I have a binary predictor, X, in a Cox proportional hazards regression model, and I want to show that it is NOT a significant predictor. In other words, I want to show that there is not a significant difference in the predicted hazards (and, equivalently, predicted survival probabilities) between the 2 classes of X. Mathematically,
- if the estimated hazard ratio is H,
- and if my non-inferiority margin is is H_ni,
then I want the sample size that will adequately show that the test of
H_0: H > H_ni
H_a: H <= H_ni
has a P-value that is less than my significance level, alpha.

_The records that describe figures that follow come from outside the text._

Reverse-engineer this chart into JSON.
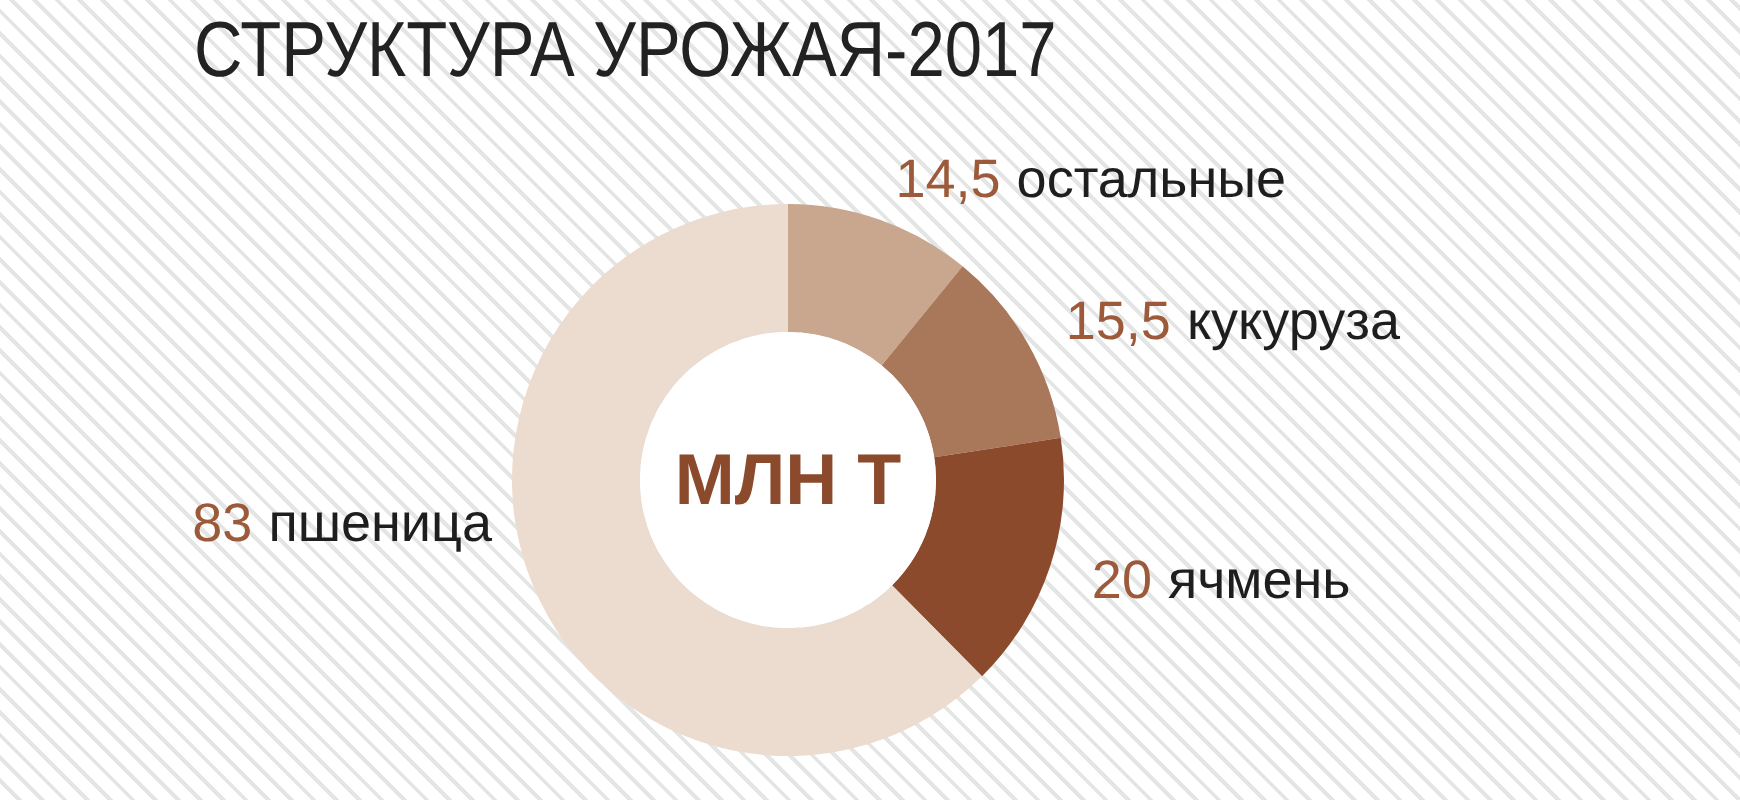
{
  "chart_data": {
    "type": "donut",
    "title": "СТРУКТУРА УРОЖАЯ-2017",
    "categories": [
      "остальные",
      "кукуруза",
      "ячмень",
      "пшеница"
    ],
    "values": [
      14.5,
      15.5,
      20,
      83
    ],
    "value_labels": [
      "14,5",
      "15,5",
      "20",
      "83"
    ],
    "colors": [
      "#c8a78e",
      "#a9775a",
      "#8b4a2c",
      "#ecdcd0"
    ],
    "annotations": [
      "МЛН Т"
    ]
  }
}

The complication for this calculation is the existence of 2 other categorical predictors in my model. They are NOT to be fed as predictors. Instead, I want to STRATIFY the model by these predictors. To clarify what I mean by stratification, please see this document.
Here are my inputs
Each patient has a time to getting the disease or being censored from the study. Let's call it T.
I have a censoring variable that will tell me whether or not an observation was an event or censored at time T. Let's call it C.
My binary covariate of interest is X, and it has 2 values: 0 and 1. I seek to show that the hazard ratio for X = 1 to X = 0 is close to zero. In other words, the hazard functions (and, hence, the survival functions) of these 2 groups are the same.
The maximum hazard ratio that I will consider to be an insignificant difference between those 2 groups is H_ni. If the hazard ratio for X, H is less than or equal to H_ni, then I would conclude that there is no difference between the 2 groups of interest.
Here is the complication: I have 2 other ternary covariates, Y and Z. A colleague said that these 2 covariates predict survival better than X, so I should do this sample-size calculation while stratifying by Y and Z. (I actually don't know why this stratification is needed. If you know why this is helpful, please let me know.) Regardless of whether I understand this or not, I need to run a Cox model that stratifies by these Y and Z.
My questions for you:
A) Can a sample-size calculation be done for this situation? If so, how?
B) How does stratification by Y and Z add value to this model?